Nobody quite knows what ‘Boys Don’t Cry’ will sound like, but whatever you’re expecting is unlikely to be right.
It’s universally accepted that the release of Frank Ocean’s much anticipated second album is a Very Big Deal
. Now, with the release of ‘Boys Don’t Cry’ tantalisingly imminent
we can move beyond speculating over the ins and outs of release dates and teaser Instagram posts by trying to answer the key question: Why does all this matter, and how did we get to the stage where Frank Ocean is one of the 21st century’s new musical icons?
It’s been clear for a long time that Frank Ocean is a special talent - but crucially, it’s not been particularly clear to record label execs nor traditional music moguls. His rise has been very much on his own terms, and he has constantly set his own agenda. Going right back to when he was making pristine R&B pop under the name of Lonny Breaux and the nascent mixtapes he was producing in 2008, Frank was a bubbling undercurrent making waves in underground RnB and hip-hop circles.
Frank’s early reputation was founded on his gifts as a songwriter and a storyteller, ghostwriting songs for John Legend, Justin Bieber, Brandy and Beyonce. Still though, the general population were largely unaware of this exciting new talent, even the execs at his label Def Jam seemingly had no idea that Lonny Breaux and the newly christened Frank Ocean were the same person.
That began to change as he hooked up with notorious LA hip-hop collective Odd Future in 2009. The Odd Future relationship helped to position Frank as the soulful and sensitive human counterpoint to the raucous nihilism of Tyler, The Creator. The group’s lack of boundaries and desire to shake things up played a key part in pushing Frank’s own music to the next level leading to eye-catching collaborations with global icons Jay-Z and Kanye West on ‘Watch The Throne’.
With his own music, Frank was embarking on a journey of expression and revelation. The outstanding 2011 mixtape ‘Nostalgia/Ultra’ saw him broaching themes that had been previously marginalised in hip-hop and R&B and his uniquely personal and social form of songwriting harked back to the early 70s when black R&B musicians like Sly Stone, Marvin Gaye and Stevie Wonder set the tone of both musical and social discourse. Not content with just writing hit songs, Frank Ocean wanted to change the world.
The true signifier of Frank’s ascent to global superstar status came with 2012’s masterpiece debut ’Channel Orange’. The album itself is wonderfully diverse and richly detailed, but perhaps the key moment in Frank Ocean’s career came six days before the release as Frank published a tender, heartfelt, beautifully written note on his Tumblr account detailing his “first love”, a man he met in the summer when he was 19.

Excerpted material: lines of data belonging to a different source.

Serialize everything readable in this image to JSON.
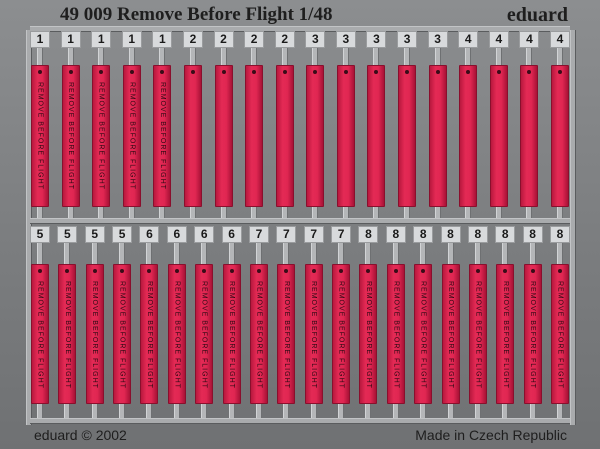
{
  "header": {
    "title": "49 009  Remove Before Flight 1/48",
    "brand": "eduard"
  },
  "footer": {
    "copyright": "eduard © 2002",
    "origin": "Made in Czech Republic"
  },
  "colors": {
    "flag_red": "#e42a55",
    "fret_gray": "#7c7e80"
  },
  "rows": [
    {
      "tags": [
        {
          "number": "1",
          "text": "REMOVE BEFORE FLIGHT"
        },
        {
          "number": "1",
          "text": "REMOVE BEFORE FLIGHT"
        },
        {
          "number": "1",
          "text": "REMOVE BEFORE FLIGHT"
        },
        {
          "number": "1",
          "text": "REMOVE BEFORE FLIGHT"
        },
        {
          "number": "1",
          "text": "REMOVE BEFORE FLIGHT"
        },
        {
          "number": "2",
          "text": ""
        },
        {
          "number": "2",
          "text": ""
        },
        {
          "number": "2",
          "text": ""
        },
        {
          "number": "2",
          "text": ""
        },
        {
          "number": "3",
          "text": ""
        },
        {
          "number": "3",
          "text": ""
        },
        {
          "number": "3",
          "text": ""
        },
        {
          "number": "3",
          "text": ""
        },
        {
          "number": "3",
          "text": ""
        },
        {
          "number": "4",
          "text": ""
        },
        {
          "number": "4",
          "text": ""
        },
        {
          "number": "4",
          "text": ""
        },
        {
          "number": "4",
          "text": ""
        }
      ]
    },
    {
      "tags": [
        {
          "number": "5",
          "text": "REMOVE BEFORE FLIGHT"
        },
        {
          "number": "5",
          "text": "REMOVE BEFORE FLIGHT"
        },
        {
          "number": "5",
          "text": "REMOVE BEFORE FLIGHT"
        },
        {
          "number": "5",
          "text": "REMOVE BEFORE FLIGHT"
        },
        {
          "number": "6",
          "text": "REMOVE BEFORE FLIGHT"
        },
        {
          "number": "6",
          "text": "REMOVE BEFORE FLIGHT"
        },
        {
          "number": "6",
          "text": "REMOVE BEFORE FLIGHT"
        },
        {
          "number": "6",
          "text": "REMOVE BEFORE FLIGHT"
        },
        {
          "number": "7",
          "text": "REMOVE BEFORE FLIGHT"
        },
        {
          "number": "7",
          "text": "REMOVE BEFORE FLIGHT"
        },
        {
          "number": "7",
          "text": "REMOVE BEFORE FLIGHT"
        },
        {
          "number": "7",
          "text": "REMOVE BEFORE FLIGHT"
        },
        {
          "number": "8",
          "text": "REMOVE BEFORE FLIGHT"
        },
        {
          "number": "8",
          "text": "REMOVE BEFORE FLIGHT"
        },
        {
          "number": "8",
          "text": "REMOVE BEFORE FLIGHT"
        },
        {
          "number": "8",
          "text": "REMOVE BEFORE FLIGHT"
        },
        {
          "number": "8",
          "text": "REMOVE BEFORE FLIGHT"
        },
        {
          "number": "8",
          "text": "REMOVE BEFORE FLIGHT"
        },
        {
          "number": "8",
          "text": "REMOVE BEFORE FLIGHT"
        },
        {
          "number": "8",
          "text": "REMOVE BEFORE FLIGHT"
        }
      ]
    }
  ]
}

Of course, Frank’s position as a hugely successful musician was already assured and the masterful album itself is the true story, but what the Tumblr revelation did was show a musician who was utterly confident and unafraid to open himself up in the most stark and honest way. Rather than follow established trends and ways of thinking, Frank has defined himself against them.
Now, four years later precious little has been heard from Frank. He hasn’t given any interviews since the ‘Channel Orange’ publicity cycle, and his only meaningful public utterances have came through Tumblr and social media where he has commented on events close to his heart like the shootings in Rolando and his displeasure with Donald Trump.
You can bet that Frank is acutely aware of the anticipation surrounding his every move and musical future, but perhaps that’s what makes him so clever and perceptive. He knows just what it means to be a major public figure in the 21st century and is arguably the key musical figure of the social internet age. He knows how to play the game perfectly and right now, Frank is way out in front.
Or is he? While Frank Ocean excels at playing the internet game, he has jumped onto the pantheon of global musical icons that are setting the agenda for a new generation. Just like Kendrick Lamar and Beyonce, Frank’s work has a cultural as well as musical impact. They are bigger than music itself and are transcendent cultural figures on a par with any era’s icons. For Michael Jackson, Prince and Madonna in the 80s see Frank, Kendrick and Beyonce in the 2010s.
With global superstars come big egos though and you can bet a perfectionist like Frank will be honing his new album to the very last second to outdo Kendrick’s stunning opus ‘To Pimp A Butterfly’ and Beyonce’s career defining ‘Lemonade’. If those records were that good then you can salivate over how good Frank’s would have to be to top them. That’s why the anticipation behind ‘Boys Don’t Cry’ is so intense: we’re living in a golden age for socially conscious, progressive R&B and hip-hop and the prodigal son is about to return.
Nobody quite knows what ‘Boys Don’t Cry’ will sound like, but whatever you’re expecting is unlikely to be right. In a musical era where everyone thinks they know everything, the one true excitement is in the unknowable. Frank Ocean is perhaps about to provide the salvation that we crave.